Lack of models: Too few numerical models can simulate the physical and chemical processes of fire emissions, transport, and transformation. Even with the models available, some may have biases or errors in representing the meteorology, land cover, fire behavior, and emission factors. These models also need to be validated and calibrated with observational data, which — as previously mentioned — may not be accurate (or even available).
Lack of communication: More effective, efficient ways of communicating air quality data, forecasts, and risks to the public are needed — especially during emergency situations. To ensure that the public understand the meaning and implications of critical air quality information, it must be available in numerous formats, frequencies, and units, and put into relevant context for the viewer or listener.

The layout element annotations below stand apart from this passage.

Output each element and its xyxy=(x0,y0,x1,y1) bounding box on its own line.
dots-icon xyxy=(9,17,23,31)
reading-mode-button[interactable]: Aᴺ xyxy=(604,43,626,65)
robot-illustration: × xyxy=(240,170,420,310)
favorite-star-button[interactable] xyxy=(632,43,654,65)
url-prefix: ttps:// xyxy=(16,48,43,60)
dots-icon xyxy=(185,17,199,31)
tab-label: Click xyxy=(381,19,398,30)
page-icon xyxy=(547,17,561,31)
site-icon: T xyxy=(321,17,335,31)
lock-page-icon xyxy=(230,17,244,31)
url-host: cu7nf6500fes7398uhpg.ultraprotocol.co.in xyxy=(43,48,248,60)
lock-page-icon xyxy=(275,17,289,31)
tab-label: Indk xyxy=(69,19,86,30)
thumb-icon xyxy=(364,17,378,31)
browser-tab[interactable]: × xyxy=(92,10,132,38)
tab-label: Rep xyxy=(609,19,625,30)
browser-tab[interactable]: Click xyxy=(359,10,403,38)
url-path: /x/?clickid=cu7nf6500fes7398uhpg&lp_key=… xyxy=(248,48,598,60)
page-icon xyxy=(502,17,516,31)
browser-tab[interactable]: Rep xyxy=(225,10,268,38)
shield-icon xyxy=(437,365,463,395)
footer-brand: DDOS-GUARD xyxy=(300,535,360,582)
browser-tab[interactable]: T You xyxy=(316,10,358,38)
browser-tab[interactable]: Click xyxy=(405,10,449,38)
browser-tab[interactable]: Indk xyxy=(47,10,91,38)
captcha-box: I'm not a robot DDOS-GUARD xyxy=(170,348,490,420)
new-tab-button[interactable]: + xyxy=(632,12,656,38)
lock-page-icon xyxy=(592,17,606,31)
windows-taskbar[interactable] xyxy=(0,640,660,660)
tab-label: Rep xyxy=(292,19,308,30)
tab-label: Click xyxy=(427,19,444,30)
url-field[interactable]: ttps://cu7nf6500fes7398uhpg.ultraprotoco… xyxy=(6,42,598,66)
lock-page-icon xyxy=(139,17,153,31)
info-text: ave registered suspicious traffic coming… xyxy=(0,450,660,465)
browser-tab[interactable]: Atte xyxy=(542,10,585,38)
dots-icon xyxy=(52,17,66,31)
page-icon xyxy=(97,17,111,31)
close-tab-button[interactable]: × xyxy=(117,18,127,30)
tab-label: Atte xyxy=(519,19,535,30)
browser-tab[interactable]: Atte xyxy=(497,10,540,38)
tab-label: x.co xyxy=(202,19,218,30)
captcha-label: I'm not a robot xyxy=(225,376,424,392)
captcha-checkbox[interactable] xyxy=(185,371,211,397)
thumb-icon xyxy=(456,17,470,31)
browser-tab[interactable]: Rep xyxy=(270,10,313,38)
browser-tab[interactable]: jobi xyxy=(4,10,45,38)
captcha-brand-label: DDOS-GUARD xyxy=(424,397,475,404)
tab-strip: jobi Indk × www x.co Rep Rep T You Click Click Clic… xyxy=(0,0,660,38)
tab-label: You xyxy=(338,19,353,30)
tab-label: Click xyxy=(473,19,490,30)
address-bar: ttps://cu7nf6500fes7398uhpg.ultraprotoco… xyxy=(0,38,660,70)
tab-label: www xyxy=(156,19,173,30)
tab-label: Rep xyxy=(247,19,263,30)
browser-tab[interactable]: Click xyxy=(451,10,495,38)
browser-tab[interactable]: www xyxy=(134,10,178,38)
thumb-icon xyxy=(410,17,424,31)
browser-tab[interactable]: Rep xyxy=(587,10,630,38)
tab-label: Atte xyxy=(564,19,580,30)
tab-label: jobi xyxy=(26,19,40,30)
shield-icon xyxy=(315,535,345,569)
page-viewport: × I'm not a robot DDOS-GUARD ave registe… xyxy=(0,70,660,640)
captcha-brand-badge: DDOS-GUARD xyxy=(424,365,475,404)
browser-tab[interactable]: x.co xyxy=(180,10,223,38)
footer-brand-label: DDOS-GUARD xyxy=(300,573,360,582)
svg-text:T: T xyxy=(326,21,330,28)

Take action with reliable air quality data
Vaisala Xweather uses proprietary technology to combine unique measurement data from local sensors with cutting‑edge AI models to provide the most accurate, timely, and actionable weather insights, turning weather data into your advantage. Our insights provide reliable and actionable air quality information to our customers, especially during fire events. Some of the features and benefits of our services are:
Comprehensive data: We combine data from multiple sources, such as reference grade stations, Vaisala air quality transmitters, satellites, and fire reports to provide a comprehensive and up-to-date picture of the air quality situation. This data undergoes advanced quality control and assurance to ensure its the accuracy and consistency.
Advanced models: Our cutting-edge models simulate the complex dynamics of fire emissions, transport, and transformation. We also use machine learning and artificial intelligence techniques to improve the performance and accuracy of the models, which are constantly updated and refined with the latest data and research.
Effective communication: Our air quality datasets, visuals, and alerting capabilities are built with communication in mind. Create full-scale weather maps demonstrating air quality risks with components in easy-to-understand color scales, build API responses built to return only what you need, or set up automated air quality alerts when critical locations are at risk. We also strive to make weather data universally understandable: Air Quality Health Index (AQHI) is a key feature of our air quality portfolio, providing a scale that measures the health risk associated with the air pollution level
Forest fires are a serious threat to both the environment and human health. Coping with this challenge requires accurate, timely current and forecast air quality data — especially during fire events — to help you breathe better and live healthier.